La pandemia abbatte la Borsa. Bruciati 42 miliardi in 6 mesi

L'Italia perde 100 miliardi di Pil. Bene i settori digitale e Grande distribuzione: "Ora investire sulla robotica"

La pandemia abbatte la Borsa. Bruciati 42 miliardi in 6 mesi

L'esigenza di recuperare fatturato e utili dopo lo choc del lockdown impone di investire sulla digitalizzazione. È quanto suggerisce un'analisi dell'Area studi di Mediobanca che ha preso in esame i bilanci di 150 multinazionali industriali mondiali con ricavi annui superiori a 3 miliardi di euro e 25 società quotate del Ftse Mib rappresentative del 76% della capitalizzazione di Borsa. Lo tsunami che si è abbattuto sul Pil delle principali economie viene sintetizzato con due paragoni: nei primi sei mesi 2020 il prodotto dell'area euro ha perso la Slovacchia e l'Austria, l'Italia invece ha bruciato quasi 100 miliardi di Pil, l'equivalente dell'intera economia di Umbria e Puglia.

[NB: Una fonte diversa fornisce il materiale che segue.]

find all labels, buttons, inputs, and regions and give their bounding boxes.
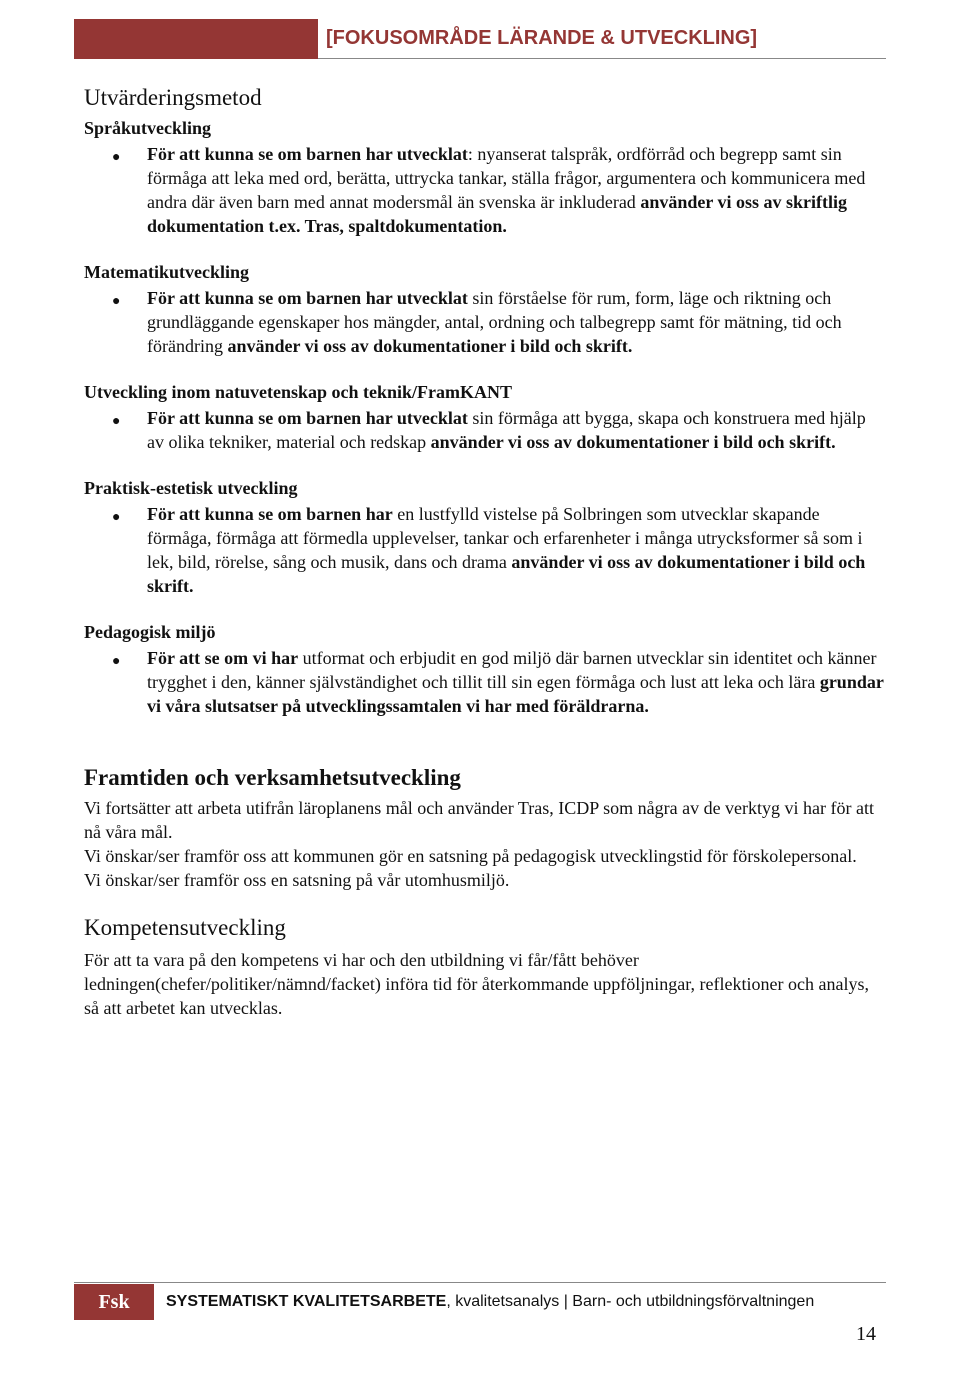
section-title: Språkutveckling <box>84 118 212 138</box>
eval-heading: Utvärderingsmetod <box>84 85 262 110</box>
bullet-icon: ● <box>112 150 121 165</box>
footer-rest: , kvalitetsanalys | Barn- och utbildningsförvaltningen <box>446 1293 815 1310</box>
footer-text <box>166 1293 814 1311</box>
header-rule <box>318 58 886 59</box>
future-line: Vi önskar/ser framför oss att kommunen gör en satsning på pedagogisk utvecklingstid för förskolepersonal. <box>84 846 857 866</box>
section-math <box>84 260 884 358</box>
list-item <box>84 502 884 598</box>
section-environment <box>84 620 884 718</box>
footer-logo-box: Fsk <box>74 1284 154 1320</box>
section-competence <box>84 914 884 1020</box>
header-title: [FOKUSOMRÅDE LÄRANDE & UTVECKLING] <box>326 27 758 49</box>
bullet-icon: ● <box>112 510 121 525</box>
bullet-body: : nyanserat talspråk, ordförråd och begrepp samt sin förmåga att leka med ord, berätta, uttrycka tankar, ställa frågor, argumentera och kommunicera med andra där även barn med annat modersmål än svenska är inkluderad <box>147 144 866 212</box>
bullet-tail: använder vi oss av dokumentationer i bild och skrift. <box>227 336 633 356</box>
bullet-lead: För att kunna se om barnen har utvecklat <box>147 144 468 164</box>
section-title: Matematikutveckling <box>84 262 249 282</box>
section-science <box>84 380 884 454</box>
bullet-icon: ● <box>112 654 121 669</box>
list-item <box>84 406 884 454</box>
bullet-body: utformat och erbjudit en god miljö där barnen utvecklar sin identitet och känner trygghet i den, känner självständighet och tillit till sin egen förmåga och lust att leka och lära <box>147 648 877 692</box>
bullet-tail: använder vi oss av dokumentationer i bild och skrift. <box>430 432 836 452</box>
future-line: Vi fortsätter att arbeta utifrån läroplanens mål och använder Tras, ICDP som några av de verktyg vi har för att nå våra mål. <box>84 798 875 842</box>
section-title: Pedagogisk miljö <box>84 622 216 642</box>
list-item <box>84 286 884 358</box>
page-content <box>84 84 884 1020</box>
future-line: Vi önskar/ser framför oss en satsning på vår utomhusmiljö. <box>84 870 510 890</box>
section-language <box>84 116 884 238</box>
bullet-icon: ● <box>112 414 121 429</box>
bullet-lead: För att se om vi har <box>147 648 299 668</box>
future-heading: Framtiden och verksamhetsutveckling <box>84 765 461 790</box>
competence-heading: Kompetensutveckling <box>84 915 286 940</box>
list-item <box>84 142 884 238</box>
section-future <box>84 764 884 892</box>
bullet-lead: För att kunna se om barnen har utvecklat <box>147 408 468 428</box>
bullet-body: sin förståelse för rum, form, läge och riktning och grundläggande egenskaper hos mängder, antal, ordning och talbegrepp samt för mätning, tid och förändring <box>147 288 842 356</box>
footer-rule <box>74 1282 886 1283</box>
bullet-lead: För att kunna se om barnen har utvecklat <box>147 288 468 308</box>
bullet-body: en lustfylld vistelse på Solbringen som utvecklar skapande förmåga, förmåga att förmedla upplevelser, tankar och erfarenheter i många utrycksformer så som i lek, bild, rörelse, sång och musik, dans och drama <box>147 504 863 572</box>
bullet-body: sin förmåga att bygga, skapa och konstruera med hjälp av olika tekniker, material och redskap <box>147 408 866 452</box>
bullet-tail: grundar vi våra slutsatser på utvecklingssamtalen vi har med föräldrarna. <box>147 672 884 716</box>
section-title: Praktisk-estetisk utveckling <box>84 478 298 498</box>
footer-bold: SYSTEMATISKT KVALITETSARBETE <box>166 1293 447 1310</box>
bullet-lead: För att kunna se om barnen har <box>147 504 393 524</box>
bullet-tail: använder vi oss av dokumentationer i bild och skrift. <box>147 552 866 596</box>
section-aesthetic <box>84 476 884 598</box>
section-title: Utveckling inom natuvetenskap och teknik/FramKANT <box>84 382 513 402</box>
bullet-tail: använder vi oss av skriftlig dokumentation t.ex. Tras, spaltdokumentation. <box>147 192 848 236</box>
list-item <box>84 646 884 718</box>
bullet-icon: ● <box>112 294 121 309</box>
competence-text: För att ta vara på den kompetens vi har och den utbildning vi får/fått behöver ledningen(chefer/politiker/nämnd/facket) införa tid för återkommande uppföljningar, reflektioner och analys, så att arbetet kan utvecklas. <box>84 950 869 1018</box>
header-color-bar <box>74 19 318 59</box>
page-number: 14 <box>856 1323 876 1345</box>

Non tutti i settori hanno patito la crisi allo stesso modo. Flessibilità e capacità di adattamento hanno favorito l'ascesa delle WebSoft (+17,6% annuo per il fatturato del primo semestre), seguite dalla Gdo (+9,6%) con il consolidamento del canale dell'e-commerce e dall'elettronica (+5,6%) . Bene anche le aziende farmaceutiche (+1,3%), il food (+0,7%) e i pagamenti digitali (+0,4%). Le multinazionali petrolifere (-33,8%) sono invece quelle più in difficoltà insieme ai produttori di aeromobili (-31,8%), alla moda (-28,4%) e all'automotive (-26,9%). Per la grande distribuzione gli utili netti sono balzati del 31,6% nel primo semestre dell'anno, così come per i big dell'high tech: elettronica (+11,9%) e i giganti del web (+9%). Pesanti le ripercussioni per i produttori di aeromobili, per i colossi petroliferi, per l'automotive e la moda che passano da un utile a una perdita netta a causa dello stop dei consumi. Secondo lo studio, per i mezzi di trasporto si è trattato «del peggior crollo della storia».

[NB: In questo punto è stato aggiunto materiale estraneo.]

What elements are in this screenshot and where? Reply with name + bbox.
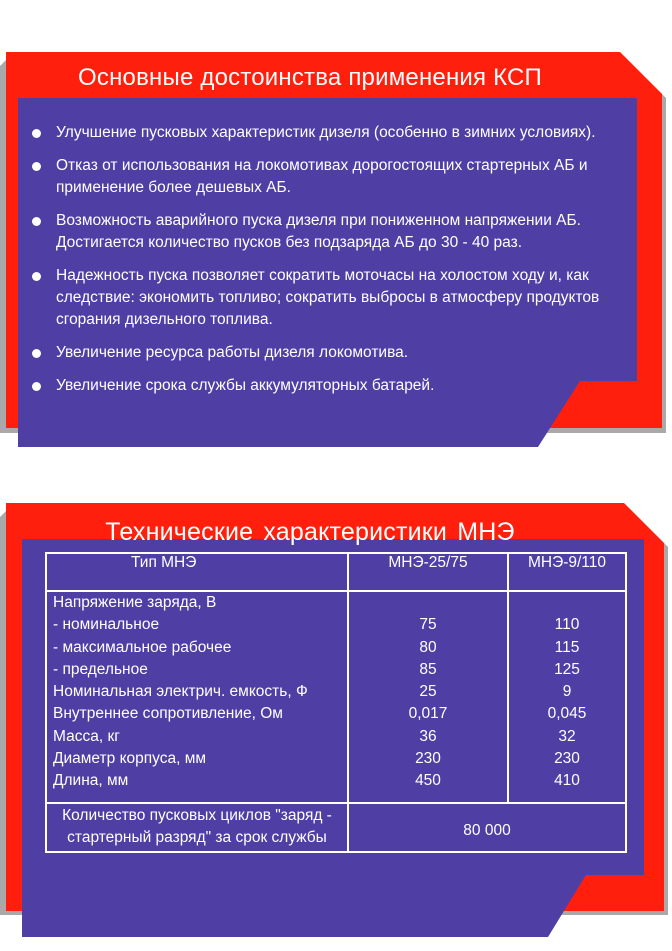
model-b-value: 410 [554,772,580,790]
model-b-values [508,591,626,803]
group-label: Напряжение заряда, В [53,594,217,611]
list-item-text: Возможность аварийного пуска дизеля при пониженном напряжении АБ. Достигается количество пусков без подзаряда АБ до 30 - 40 раз. [56,212,581,251]
param-label: Масса, кг [53,727,120,745]
model-a-values [348,591,508,803]
param-label: Диаметр корпуса, мм [53,750,207,768]
table-header-row [46,553,626,591]
model-a-value: 80 [419,638,437,656]
param-label: Внутреннее сопротивление, Ом [53,705,283,723]
specs-title: Технические характеристики МНЭ [105,518,515,546]
cycles-label [46,803,348,852]
param-label: - номинальное [53,616,160,634]
model-b-value: 115 [554,638,580,656]
spacer [515,592,619,614]
model-a-value: 36 [419,727,437,745]
param-label: - максимальное рабочее [53,638,232,656]
list-item-text: Улучшение пусковых характеристик дизеля (особенно в зимних условиях). [56,124,596,141]
model-b-value: 230 [554,750,580,768]
list-item [30,122,630,144]
bullet-dot-icon [32,217,41,226]
bullet-dot-icon [32,272,41,281]
list-item-text: Увеличение ресурса работы дизеля локомотива. [56,344,409,361]
model-a-value: 450 [415,772,441,790]
model-a-value: 75 [419,616,437,634]
list-item-text: Увеличение срока службы аккумуляторных батарей. [56,377,435,394]
bullet-dot-icon [32,349,41,358]
list-item [30,265,630,331]
list-item [30,375,630,397]
model-b-value: 9 [562,683,572,701]
list-item-text: Надежность пуска позволяет сократить моточасы на холостом ходу и, как следствие: экономить топливо; сократить выбросы в атмосферу продуктов сгорания дизельного топлива. [56,267,600,328]
model-b-value: 125 [554,660,580,678]
param-label: - предельное [53,660,148,678]
model-a-value: 0,017 [408,705,448,723]
advantages-panel [0,48,672,460]
list-item [30,342,630,364]
list-item [30,210,630,254]
header-model-b: МНЭ-9/110 [508,553,626,591]
model-a-value: 85 [419,660,437,678]
advantages-title: Основные достоинства применения КСП [78,64,542,91]
cycles-label-line: Количество пусковых циклов "заряд - [62,806,332,824]
cycles-label-line: стартерный разряд" за срок службы [67,828,327,846]
list-item [30,155,630,199]
bullet-dot-icon [32,129,41,138]
list-item-text: Отказ от использования на локомотивах дорогостоящих стартерных АБ и применение более дешевых АБ. [56,157,588,196]
model-b-value: 0,045 [547,705,587,723]
param-label: Длина, мм [53,772,129,790]
model-b-value: 110 [554,616,580,634]
model-a-value: 230 [415,750,441,768]
model-b-value: 32 [558,727,576,745]
header-model-a: МНЭ-25/75 [348,553,508,591]
specs-table [45,552,627,853]
header-type: Тип МНЭ [46,553,348,591]
spacer [355,592,501,614]
param-label: Номинальная электрич. емкость, Ф [53,683,308,701]
advantages-list [30,122,630,408]
table-footer-row [46,803,626,852]
bullet-dot-icon [32,382,41,391]
bullet-dot-icon [32,162,41,171]
cycles-value: 80 000 [348,803,626,852]
specs-panel [0,497,672,937]
model-a-value: 25 [419,683,437,701]
table-body-row [46,591,626,803]
param-labels [46,591,348,803]
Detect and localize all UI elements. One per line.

Il Ftse Mib, perciò, non ha fatto altro che rispecchiare il trend globale. Al 30 giugno scorso vede le 25 società analizzate da Mediobanca avevano un valore in Borsa pari a 335 miliardi. Nei primi sei mesi in Borsa sono stati «bruciati» 42 miliardi di capitalizzazione a causa del pesante ribasso del primo trimestre (-22,9%, -86 miliardi). Nel secondo trimestre, invece, è iniziata la ripresa (+15,1%, +44 miliardi).

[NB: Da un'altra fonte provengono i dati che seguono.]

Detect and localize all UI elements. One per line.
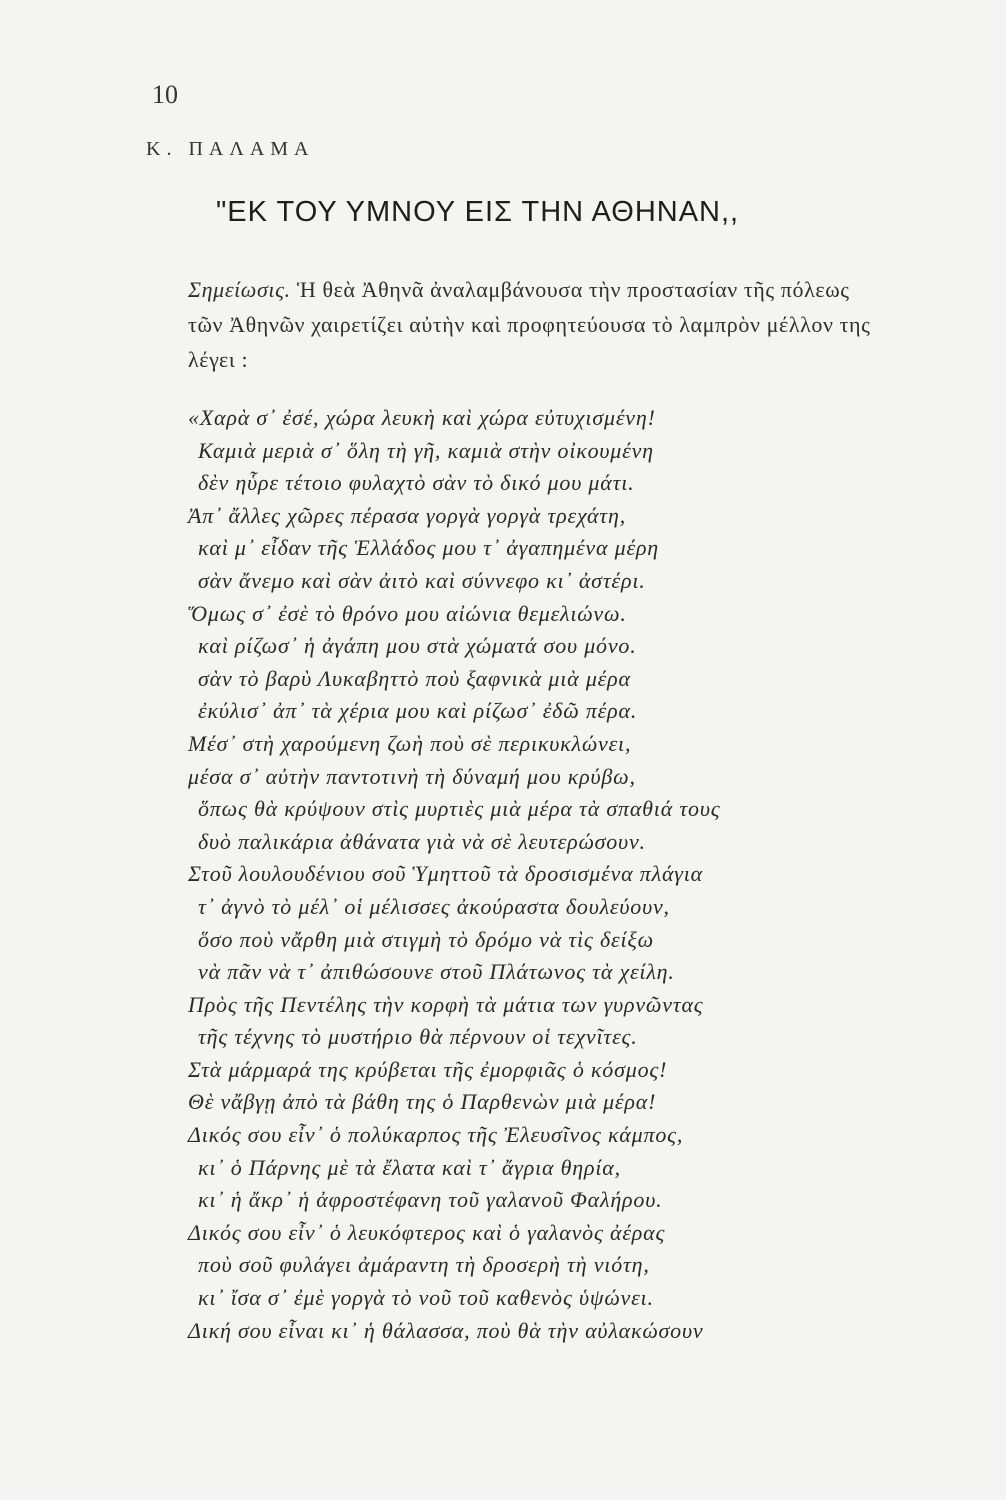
poem-line: μέσα σ᾽ αὐτὴν παντοτινὴ τὴ δύναμή μου κρύβω,	[188, 763, 636, 789]
poem-line: κι᾽ ὁ Πάρνης μὲ τὰ ἔλατα καὶ τ᾽ ἄγρια θηρία,	[198, 1154, 621, 1180]
poem-line: τ᾽ ἀγνὸ τὸ μέλ᾽ οἱ μέλισσες ἀκούραστα δουλεύουν,	[198, 893, 670, 919]
poem-line: καὶ ρίζωσ᾽ ἡ ἀγάπη μου στὰ χώματά σου μόνο.	[198, 633, 637, 659]
poem-line: δὲν ηὗρε τέτοιο φυλαχτὸ σὰν τὸ δικό μου μάτι.	[198, 470, 635, 496]
editorial-note	[188, 272, 888, 377]
poem-line: σὰν ἄνεμο καὶ σὰν ἀιτὸ καὶ σύννεφο κι᾽ ἀστέρι.	[198, 567, 646, 593]
poem-line: Πρὸς τῆς Πεντέλης τὴν κορφὴ τὰ μάτια των γυρνῶντας	[188, 991, 704, 1017]
poem-line: Δικός σου εἶν᾽ ὁ πολύκαρπος τῆς Ἐλευσῖνος κάμπος,	[188, 1122, 684, 1148]
poem-line: ὅπως θὰ κρύψουν στὶς μυρτιὲς μιὰ μέρα τὰ σπαθιά τους	[198, 796, 721, 822]
running-head-author: Κ. ΠΑΛΑΜΑ	[146, 138, 315, 160]
poem-line: Καμιὰ μεριὰ σ᾽ ὅλη τὴ γῆ, καμιὰ στὴν οἰκουμένη	[198, 437, 654, 463]
poem-line: τῆς τέχνης τὸ μυστήριο θὰ πέρνουν οἱ τεχνῖτες.	[198, 1024, 638, 1050]
poem-line: Στοῦ λουλουδένιου σοῦ Ὑμηττοῦ τὰ δροσισμένα πλάγια	[188, 861, 704, 887]
poem-title: "ΕΚ ΤΟΥ ΥΜΝΟΥ ΕΙΣ ΤΗΝ ΑΘΗΝΑΝ,,	[216, 196, 740, 228]
poem-line: Ὅμως σ᾽ ἐσὲ τὸ θρόνο μου αἰώνια θεμελιώνω.	[188, 600, 627, 626]
poem-line: Ἀπ᾽ ἄλλες χῶρες πέρασα γοργὰ γοργὰ τρεχάτη,	[188, 502, 626, 528]
poem-line: ποὺ σοῦ φυλάγει ἀμάραντη τὴ δροσερὴ τὴ νιότη,	[198, 1252, 650, 1278]
poem-line: Δική σου εἶναι κι᾽ ἡ θάλασσα, ποὺ θὰ τὴν αὐλακώσουν	[188, 1317, 704, 1343]
page-number: 10	[152, 80, 178, 109]
poem-line: ὅσο ποὺ νἄρθη μιὰ στιγμὴ τὸ δρόμο νὰ τὶς δείξω	[198, 926, 654, 952]
poem-line: Μέσ᾽ στὴ χαρούμενη ζωὴ ποὺ σὲ περικυκλώνει,	[188, 730, 632, 756]
poem-line: «Χαρὰ σ᾽ ἐσέ, χώρα λευκὴ καὶ χώρα εὐτυχισμένη!	[188, 405, 656, 430]
poem-line: Στὰ μάρμαρά της κρύβεται τῆς ἐμορφιᾶς ὁ κόσμος!	[188, 1056, 668, 1082]
poem-line: Θὲ νἄβγῃ ἀπὸ τὰ βάθη της ὁ Παρθενὼν μιὰ μέρα!	[188, 1089, 657, 1115]
poem-line: δυὸ παλικάρια ἀθάνατα γιὰ νὰ σὲ λευτερώσουν.	[198, 828, 646, 854]
note-label: Σημείωσις.	[188, 277, 291, 302]
poem-line: κι᾽ ἡ ἄκρ᾽ ἡ ἀφροστέφανη τοῦ γαλανοῦ Φαλήρου.	[198, 1187, 663, 1213]
poem-line: ἐκύλισ᾽ ἀπ᾽ τὰ χέρια μου καὶ ρίζωσ᾽ ἐδῶ πέρα.	[198, 698, 638, 724]
poem-body	[188, 402, 888, 1347]
poem-line: νὰ πᾶν νὰ τ᾽ ἀπιθώσουνε στοῦ Πλάτωνος τὰ χείλη.	[198, 959, 675, 985]
note-text: Ἡ θεὰ Ἀθηνᾶ ἀναλαμβάνουσα τὴν προστασίαν τῆς πόλεως τῶν Ἀθηνῶν χαιρετίζει αὐτὴν καὶ προφητεύουσα τὸ λαμπρὸν μέλλον της λέγει :	[188, 277, 871, 372]
poem-line: κι᾽ ἴσα σ᾽ ἐμὲ γοργὰ τὸ νοῦ τοῦ καθενὸς ὑψώνει.	[198, 1285, 654, 1311]
poem-line: Δικός σου εἶν᾽ ὁ λευκόφτερος καὶ ὁ γαλανὸς ἀέρας	[188, 1219, 666, 1245]
poem-line: σὰν τὸ βαρὺ Λυκαβηττὸ ποὺ ξαφνικὰ μιὰ μέρα	[198, 665, 631, 691]
poem-line: καὶ μ᾽ εἶδαν τῆς Ἑλλάδος μου τ᾽ ἀγαπημένα μέρη	[198, 535, 660, 561]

Le blue chip del campione hanno perso ricavi per oltre 50 miliardi (-25,3%): le energetiche e le utility hanno registrato il minore calo (-14,9%), mentre il petrolifero con Eni (-40,4%) e la manifattura (-26%) riportano le maggiori perdite di fatturato. In positivo solo Inwit (+46,4%, grazie anche all'incorporazione di Vodafone Towers), DiaSorin (+8,6%) e Terna (+7,7%); seguite da Snam (+3,3%), Recordati (+2,3%) e Stm (+1,9%).

In un contesto nel quale sono stati persi 18 miliardi di profitti fra le poche blue chip che sono riuscite a riportare un incremento del risultato netto su base annua si segnalano Buzzi Unicem (+60,7%, dato influenzato dalle plusvalenze effettuate su cessioni), Telecom (+23%, determinato in massima parte dalla plusvalenza sulla cessione in due tranche del 26,8% di Inwit), Recordati (+13,2%), DiaSorin (+13,1%), Inwit (+4,3%) e Terna (+3,0%). Il resto ha chiuso il semestre in rosso.

A livello patrimoniale si è incrementato l'indebitamento (+9,7%) e si sono contratti i mezzi propri (-8,1%).

Ecco perché, conclude Mediobanca, per cogliere le opportunità della ripresa «serve un cambio di paradigma» investendo sulle competenze digitali e sulla robotica, «strumenti utili per il superamento della crisi».